Butcher Knife vs. Cleaver: Is There a Difference?
By Bobby B. | February 20, 2021 | Knife Blog
It’s not at all uncommon for most to associate a meat cleaver with the term “butcher’s knife”. In fact, if you just search Amazon for butcher knife, most of the results shown will be a cleaver of some sort. Truth is, people often use this as a generic term for any kind of knife that might be used to cut meat by a butcher. We’ve seen anything from a chef’s knife to a cleaver be called a butcher knife. They’re each technically right since there are all types of butcher knives, but let’s delve deeper into the butcher knife vs cleaver discussion to explain it in more detail.
The Traditional Butcher Knife
There is actually style of knife called a butcher knife. It looks a bit like the one shown below. It’s the more traditional butcher knife that was designed over one hundred years ago.
A Traditional Butcher Knife
This is clearly different than the shape of a typical meat cleaver that’s much taller and has a shorter, rectangular-shaped blade. The shape of a butcher knife is no accident however. It has a wide blade and curved tip both of which make it easier to use when trimming and slicing raw meat. It was also originally designed for skinning. Today, there are better skinning knives available.
The length and shape of the butcher knife also make it a great utility knife for hunting and camping. It’s perfect for all-purpose uses while outdoors, including skinning, butchering, portioning, and food prep.
Our Favorite Butcher Knife
This 14″ bull nose butcher & breaking knife from Dalstrong uses a thick, German stainless steel, perfect for butchering raw meat. This powerhouse is great at breaking, sectioning, and portioning whatever large game you throw at it. The granton divots help reduce friction and allow the meat to effortlessly fall away from the blade. In additonal to the high-quality knife steel, the pakkawood handle also gives this knife a luxury feel.
The Meat Cleaver
Yes, cleavers are also use used by butchers around the world. Althought perhaps not at first appearance, the cleaver is actually quite similar to the traditional butcher’s knife. It’s a large knife with substantial steel in the blade. The blade’s shape also changes some between knife manufacturers, but it’s almost rectangular and much wider than any other type of kitchen knife.
A cleaver’s blade must have a tough edge as it’s designed to repeatedly cut into meat, cartilage, and even small bones.

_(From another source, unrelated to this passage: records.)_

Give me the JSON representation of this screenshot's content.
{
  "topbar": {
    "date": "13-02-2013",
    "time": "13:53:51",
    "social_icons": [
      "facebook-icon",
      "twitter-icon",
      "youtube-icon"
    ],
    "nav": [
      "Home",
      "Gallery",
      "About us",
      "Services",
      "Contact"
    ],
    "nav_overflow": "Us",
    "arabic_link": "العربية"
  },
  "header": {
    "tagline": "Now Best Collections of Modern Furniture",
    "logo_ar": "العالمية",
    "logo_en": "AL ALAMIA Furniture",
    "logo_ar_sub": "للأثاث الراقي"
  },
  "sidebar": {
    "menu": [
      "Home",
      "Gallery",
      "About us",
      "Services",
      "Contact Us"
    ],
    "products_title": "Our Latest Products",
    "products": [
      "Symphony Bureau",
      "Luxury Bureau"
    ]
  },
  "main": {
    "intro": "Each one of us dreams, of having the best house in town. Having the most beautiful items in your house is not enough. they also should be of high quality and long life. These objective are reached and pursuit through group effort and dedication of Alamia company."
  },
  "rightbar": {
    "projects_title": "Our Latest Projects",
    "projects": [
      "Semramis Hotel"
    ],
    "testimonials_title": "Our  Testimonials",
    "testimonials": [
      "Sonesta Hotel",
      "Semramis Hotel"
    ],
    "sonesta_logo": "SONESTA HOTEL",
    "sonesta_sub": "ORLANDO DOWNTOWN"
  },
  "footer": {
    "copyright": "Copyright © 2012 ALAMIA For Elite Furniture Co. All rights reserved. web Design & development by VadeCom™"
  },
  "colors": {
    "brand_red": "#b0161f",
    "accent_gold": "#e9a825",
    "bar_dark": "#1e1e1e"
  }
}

However, it’s the the momentum, not the blade sharpness, that gives the cleaver most of it’s power to get through bone and cartilage.
When using a cleaver on something hard, the butcher will typically use a towel and even use their other hand to crush down on the top of the thick blade, providing the additional momentum needed.
Like most knives, there are Western-style meat cleavers and Japanese meat cleavers. Most butchers in the United States would strongly prefer the heavy-duty, thicker-bladed Western type that you see below.
- Read More: Why Do Meat Cleavers Have Holes?
Our Favorite Cleaver
This Dexter-Russell cleaver is both heavy-duty and uses traditional styling. One of our favorite things about it is that it’s an American made kitchen knife. They’re not as easy to find as you might think, but you’ll quickly notice that their quality to cost ratio is higher than you’re used to in knives.
This cleaver has an amazing rosewood handle and stainless steel blade. It’s heavy (roughly 4lbs) and has an ultra-thick blade. You can’t go wrong with this awesome knife!
Butcher Knife vs. Cleaver Summary
So what have we learned? A cleaver is a butcher knife, but a butcher’s knife is not neccessarily a cleaver. Said in another way, “butcher knife” is typcially a generic term used ot refer to the profession’s tools. Included in this set of tools is the meat cleaver, along with several other types of butcher knives.
The confusion comes along when you learn that there’s actually also a traditional knife called the butcher knife. It’s been around for many years and it’s going anywhere. If you’re a butcher, it should be one tool in your arsenal of butcher knives.